The Great Outdoors (from Indoors)
For those of us living in cities, it might be a long while yet before the kids can get back out exploring the natural wonders of the world. Luckily, museums are stepping up to keep kids’ minds out of doors. The American Museum of Natural History’s OLogy science website is full of fun activities, games, and streaming conversations about the natural world. And though we’re inside, spring is in full swing. Through the Smithsonian National Museum Natural History, in Washington, DC, kids can take a virtual walk through the museum’s beloved Butterfly Pavilion, and learn more about these species with more than 20,000 varieties. Meanwhile, the Natural History Museums of Los Angeles County have put together a set of virtual nature walks to minds out of doors—as well as some craft projects, including a “Make-Your-Own Fossil Skull Puppet.”
Art-Historical TV Time
Screen time may be the savior of many parents in the coming weeks, but if you’d like to add a dash of arts and culture to the entertainment we have a few recommendations.

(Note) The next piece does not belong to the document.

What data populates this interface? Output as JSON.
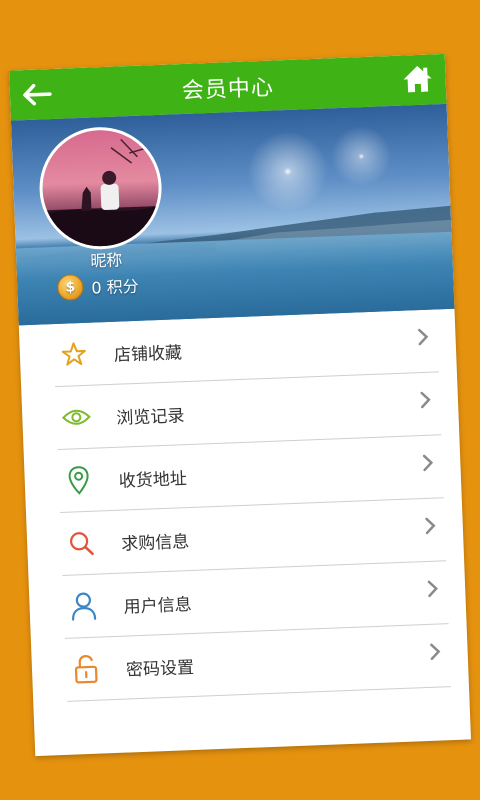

A classic among classics, the hour-long extravaganza “Don’t Eat the Pictures” (1983) is an exploratory romp through the Metropolitan Museum of Art with the Sesame Street characters (and takes its name from an unmissable Cookie Monster song). It’s sure to be enjoyed by kids and child-at-heart adults alike.
For kids aged about three to five year old, the PBS cartoon Peg + Cat is an animated tale of a girl and her cat—while the show emphasizes math skills, the subject matter is often cultural, with episodes devoted to art museums (and guards), Cleopatra, and the ballet dancer Misty Copeland. For the slightly older, 4-to-7 crowd, PBS’s Xavier Riddle & The Secret Museum is the animated adventures of a boy named Xavier, his sister, Yadina, and their friend, Brad, who time travel to meet historical figures, including the likes of Leonardo da Vinci. Everyone’s favorite rambunctious storybook red-head Madeline also starred in an animated series that centered around trips to Versailles, the Louvre, and even on an archeological dig.
For feature-length films, the Night at the Museum, a now-classic trip through the American Museum of Natural History, is good for older kids as well, while The Secret of the Kells is a magical adventure tied to the art of calligraphy. If there are any budding archeologists in your brood, The Prince of Egypt (1998) is an animated, musical journey that tells the story of Moses’s exodus from Egypt—and does so in a way that’s remarkably accurate and informative about the era. And for a classic twist, the 1966 comedy How to Steal a Million, starring Audrey Hepburn and Peter O’Toole, is good for the whole family. Centering around a duplicitous art collector, his disapproving daughter, and a charming would-be thief, the movie is replete is with faux Van Goghs and a knock-off Venus to boot.